La région, récemment baptisée Skrinkle Haven en référence à une plage d'un parc national britannique, intéresse les géologues depuis plus de quinze ans. Ses bandes de roches pourraient être les vestiges d'une caractéristique courante des cours d'eau : les bancs de sable. Ces structures se forment lorsque les matériaux qui s'écoulent en aval s'accumulent sur les bords ou au milieu.
Ces bancs de sable préservés peuvent en dire long sur l'évolution de la rivière au fil du temps. Si le cours d'eau fait des méandres, ils se déplacent au gré des changements de berges. Les écoulements plus rapides poussent les bancs vers l'aval au fur et à mesure, laissant une trace des différents chemins empruntés par l'eau.
L'un des exemples les plus époustouflants révélés par les nouvelles images est celui de Pinestand, une formation massive qui s'élève à près de 20 mètres de haut. Située 400 mètres plus bas dans le bassin que Skrinkle Haven, Pinestand pourrait représenter un énorme dépôt de sable et de roches provenant de la rivière. Cette structure haute de six étages aurait été complètement submergée.
Persévérance a recueilli un échantillon de Skrinkle Haven qui sera un jour ramené sur Terre pour y être étudié.
La présence d'eau se déplaçant rapidement n'est toutefois pas forcément bon signe pour ceux qui espèrent trouver de la vie à cet endroit. « Ce type de système n'est pas propice à la préservation de matières organiques », explique Jack Mustard.
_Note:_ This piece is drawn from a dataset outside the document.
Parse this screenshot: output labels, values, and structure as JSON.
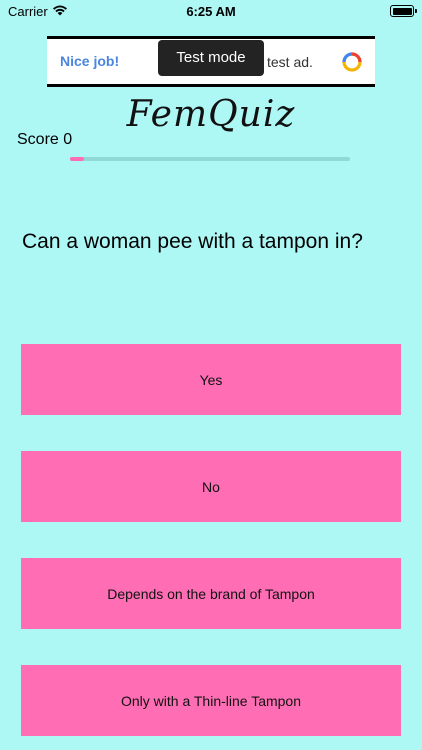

La zone a néanmoins fourni de nouvelles informations sur l'ampleur et la dynamique des anciennes rivières de la planète.
« Jezero est un endroit en quelque sorte unique... où nous avons des preuves bien préservées de l'accumulation de sédiments au fur et à mesure de la migration de ces rivières », explique Kathryn Stack Morgan. « Il existe d'autres endroits où l'on trouve des systèmes de ce type, mais je ne me souviens pas d'un exemple aussi spectaculaire que celui de Jezero. »
Cet article a initialement paru sur le site nationalgeographic.com en langue anglaise.